Rendre l'Europe plus transparente
Ils posaient aussi des questions restées sans réponse, malgré tous nos efforts pour les transmettre aux institutions concernées. Quelles seraient les conséquences de la construction européenne sur nos impôts, notre pouvoir d'achat, la TVA, l'équivalence des diplômes, les modalités de travail dans un autre pays, le niveau de qualité alimentaire, le maintien des droits… qui montraient bien l'envie de savoir et la capacité à s'adapter, à condition que l'on s'adresse à eux “honnêtement”. Au lieu de cela ont été élaborées des “publicités”, ni désirables ni explicites sur l'Europe, et franchement démagogiques sur l'euro, soi-disant “simple”… ce qui n'était franchement pas l'avis de nos consommateurs, persuadés d'une augmentation des prix liée à l'euro et angoissés par la difficulté pressentie pour s'y familiariser. L'impression de n'avoir pas été entendu par les institutionnels - ni par les acteurs de l'offre, au vu de l'augmentation perçue des prix - a accentué les doutes et renforcé la mise à distance des Français, dans un contexte socioéconomique déjà peu propice.

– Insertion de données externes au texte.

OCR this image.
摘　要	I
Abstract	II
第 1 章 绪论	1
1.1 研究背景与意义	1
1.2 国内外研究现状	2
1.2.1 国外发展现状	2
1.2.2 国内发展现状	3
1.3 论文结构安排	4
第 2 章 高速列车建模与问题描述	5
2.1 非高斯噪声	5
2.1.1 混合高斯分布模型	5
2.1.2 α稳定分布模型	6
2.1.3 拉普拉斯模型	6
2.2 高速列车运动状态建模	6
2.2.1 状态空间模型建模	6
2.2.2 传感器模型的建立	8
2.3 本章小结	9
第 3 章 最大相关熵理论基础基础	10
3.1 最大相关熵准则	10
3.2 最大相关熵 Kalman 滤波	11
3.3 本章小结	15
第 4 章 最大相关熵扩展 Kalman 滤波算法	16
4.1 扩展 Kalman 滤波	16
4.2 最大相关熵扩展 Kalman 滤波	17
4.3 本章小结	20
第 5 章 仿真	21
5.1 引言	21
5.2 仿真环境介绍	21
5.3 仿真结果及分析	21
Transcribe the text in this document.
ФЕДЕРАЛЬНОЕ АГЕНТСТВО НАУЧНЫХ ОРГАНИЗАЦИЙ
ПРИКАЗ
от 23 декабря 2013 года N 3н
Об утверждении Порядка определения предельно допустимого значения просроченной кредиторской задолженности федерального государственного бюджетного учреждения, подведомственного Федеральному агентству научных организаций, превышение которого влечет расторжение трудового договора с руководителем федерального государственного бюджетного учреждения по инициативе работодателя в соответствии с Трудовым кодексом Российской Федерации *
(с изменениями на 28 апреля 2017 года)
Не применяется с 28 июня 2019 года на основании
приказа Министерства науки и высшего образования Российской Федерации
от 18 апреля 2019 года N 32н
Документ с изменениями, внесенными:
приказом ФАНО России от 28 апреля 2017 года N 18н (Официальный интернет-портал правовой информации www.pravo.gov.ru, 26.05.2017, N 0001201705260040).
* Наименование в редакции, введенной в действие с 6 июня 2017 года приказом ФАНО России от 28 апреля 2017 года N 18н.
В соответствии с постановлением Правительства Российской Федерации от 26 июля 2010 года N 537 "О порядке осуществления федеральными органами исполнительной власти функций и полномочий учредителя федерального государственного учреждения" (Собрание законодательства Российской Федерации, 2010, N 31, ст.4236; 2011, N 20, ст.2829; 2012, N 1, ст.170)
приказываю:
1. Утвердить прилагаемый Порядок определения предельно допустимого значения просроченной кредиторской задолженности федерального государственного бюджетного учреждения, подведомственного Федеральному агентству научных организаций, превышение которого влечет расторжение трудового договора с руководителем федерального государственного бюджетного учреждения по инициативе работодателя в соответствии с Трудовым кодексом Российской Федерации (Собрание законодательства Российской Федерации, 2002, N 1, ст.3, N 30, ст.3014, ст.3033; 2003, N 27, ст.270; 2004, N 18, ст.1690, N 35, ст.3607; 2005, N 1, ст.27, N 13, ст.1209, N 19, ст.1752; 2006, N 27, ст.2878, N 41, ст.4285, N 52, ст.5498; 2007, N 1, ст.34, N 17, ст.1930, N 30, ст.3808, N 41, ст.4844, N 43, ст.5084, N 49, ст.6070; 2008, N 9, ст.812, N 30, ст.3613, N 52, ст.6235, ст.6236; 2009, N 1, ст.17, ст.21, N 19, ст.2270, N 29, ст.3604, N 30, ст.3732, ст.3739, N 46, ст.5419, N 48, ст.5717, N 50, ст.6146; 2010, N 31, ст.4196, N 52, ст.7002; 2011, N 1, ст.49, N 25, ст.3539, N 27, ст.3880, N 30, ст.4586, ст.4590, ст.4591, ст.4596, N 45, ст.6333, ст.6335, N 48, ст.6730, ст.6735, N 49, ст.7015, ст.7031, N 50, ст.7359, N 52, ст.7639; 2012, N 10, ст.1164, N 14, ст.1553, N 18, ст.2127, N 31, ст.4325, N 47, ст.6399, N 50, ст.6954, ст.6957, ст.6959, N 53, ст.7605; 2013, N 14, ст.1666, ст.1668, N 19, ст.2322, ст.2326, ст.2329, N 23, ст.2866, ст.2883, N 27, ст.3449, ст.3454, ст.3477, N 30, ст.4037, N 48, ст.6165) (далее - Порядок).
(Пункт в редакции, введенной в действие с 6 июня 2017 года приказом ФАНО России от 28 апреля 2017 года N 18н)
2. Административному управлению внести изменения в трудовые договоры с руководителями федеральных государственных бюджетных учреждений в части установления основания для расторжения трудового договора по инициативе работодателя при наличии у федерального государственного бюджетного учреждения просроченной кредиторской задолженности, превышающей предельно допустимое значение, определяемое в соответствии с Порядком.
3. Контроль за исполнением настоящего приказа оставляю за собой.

Rendre l'Europe appropriable, en faire “son Europe”
Là encore, l'Europe est restée à distance des citoyens, floue dans ses projets et ses institutions, plus élitiste que populaire, destinée aux gens qui avaient déjà les moyens de voyager et de travailler à l'international. Les “petites gens”, les “gens de peu”, se sont sentis exclus du processus, d'autant que l'euro a été promu sans ancrage symbolique, suggérant plus d'enjeux économico-financiers que de valeurs et d'intérêt pour l'humain. Au lieu d'apprendre l'Europe, ses complexités intéressantes et ses richesses potentielles, il leur a fallu décrypter les mécanismes des prix et se méfier du reste. L'Europe s'est éloignée encore plus, avec les conséquences que l'on sait.
Rendre l'Europe plus désirable
Au final, c'est en donnant confiance par plus de parole, de transparence et de respect pour les peurs et les demandes des individus que le “désir d'Europe” aurait pu éclore. Il faut savoir qu'on n'aime aujourd'hui que dans la maîtrise des risques. Mais l'accueil de “l'autre” est parfois moins risqué que la fermeture et le rétrécissement sur soi… Et le désir individuel n'est rien s'il n'est soutenu par le désir conjoint des “offreurs d'Europe”, pour que se mette en place le “passage” où la liberté de soi se conjugue à l'aune de la présence souhaitée de l'autre. La “promotion” déficiente de l'Europe ne révèle-t-elle pas la déficience du “désir d'Europe” par ses acteurs ?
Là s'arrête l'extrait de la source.